A majority of American voters are worried their family members might be infected with the coronavirus.
A new national poll by NBC News/Wall Street Journal released on Sunday, March 15, shows that 60% of those surveyed believe the worst is yet to come for the virus outbreak in the United States, while 31% say the coronavirus is not likely a major problem.
Democratic voters are more pessimistic than Republicans, with 79% of Democrats saying the worst is yet to come, versus just 40% of Republicans who hold the same opinion.
More than 40% of the voters said their day-to-day lives will change in a major way in the future as a result of the pandemic, which President Donald Trump had to declare as a national emergency earlier this week in a bid to mobilize full resources to protect the health and safety of the American people.
Meanwhile, 56% said their lives will change only in a “small way” or will not change at all.

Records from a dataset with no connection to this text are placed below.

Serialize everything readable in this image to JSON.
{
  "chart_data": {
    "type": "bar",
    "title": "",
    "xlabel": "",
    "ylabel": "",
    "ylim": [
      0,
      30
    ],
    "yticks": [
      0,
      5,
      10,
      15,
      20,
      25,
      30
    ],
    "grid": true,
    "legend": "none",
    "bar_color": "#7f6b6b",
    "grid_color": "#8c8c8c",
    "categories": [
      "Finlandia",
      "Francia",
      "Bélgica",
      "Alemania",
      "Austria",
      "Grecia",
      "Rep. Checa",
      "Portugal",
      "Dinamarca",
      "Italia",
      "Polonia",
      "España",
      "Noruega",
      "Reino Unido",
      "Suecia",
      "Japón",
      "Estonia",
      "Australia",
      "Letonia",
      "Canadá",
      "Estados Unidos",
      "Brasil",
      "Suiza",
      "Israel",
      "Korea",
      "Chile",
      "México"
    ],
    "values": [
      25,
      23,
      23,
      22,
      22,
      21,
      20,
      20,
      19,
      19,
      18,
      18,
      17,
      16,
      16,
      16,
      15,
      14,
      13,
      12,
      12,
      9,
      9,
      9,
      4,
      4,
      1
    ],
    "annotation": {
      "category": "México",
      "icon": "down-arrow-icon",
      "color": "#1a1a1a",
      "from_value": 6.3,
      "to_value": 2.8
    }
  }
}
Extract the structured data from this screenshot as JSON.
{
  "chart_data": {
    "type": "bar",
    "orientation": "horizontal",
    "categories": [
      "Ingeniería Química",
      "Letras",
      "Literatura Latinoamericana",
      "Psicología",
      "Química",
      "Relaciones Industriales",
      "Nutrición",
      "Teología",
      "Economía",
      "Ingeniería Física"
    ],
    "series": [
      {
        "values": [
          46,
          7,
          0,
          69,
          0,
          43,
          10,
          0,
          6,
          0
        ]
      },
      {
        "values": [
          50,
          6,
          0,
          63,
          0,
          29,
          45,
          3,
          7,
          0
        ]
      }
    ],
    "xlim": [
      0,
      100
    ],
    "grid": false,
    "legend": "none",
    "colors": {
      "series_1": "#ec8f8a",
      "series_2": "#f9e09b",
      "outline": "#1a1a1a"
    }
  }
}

A combined 53% said they are either “very” or “somewhat” worried that someone in their immediate family might catch the coronavirus, while a combined 47% said that they are not too worried or worried at all.
American attitudes about the coronavirus—including President Trump’s response to it—are divided along partisan lines. Nearly 90% of Republican voters have confidence in the president’s handling the outbreak, compared with just a sliver of Democrats who agree.
The poll, conducted from March 11-13, found that 47% of voters said they have stopped or plan to stop attending large public gatherings, while 36% said they have canceled or plan to cancel travel.
And 26% said they have stopped or plan to stop eating out at restaurants, which includes 36% of Democrats and 12% of Republicans.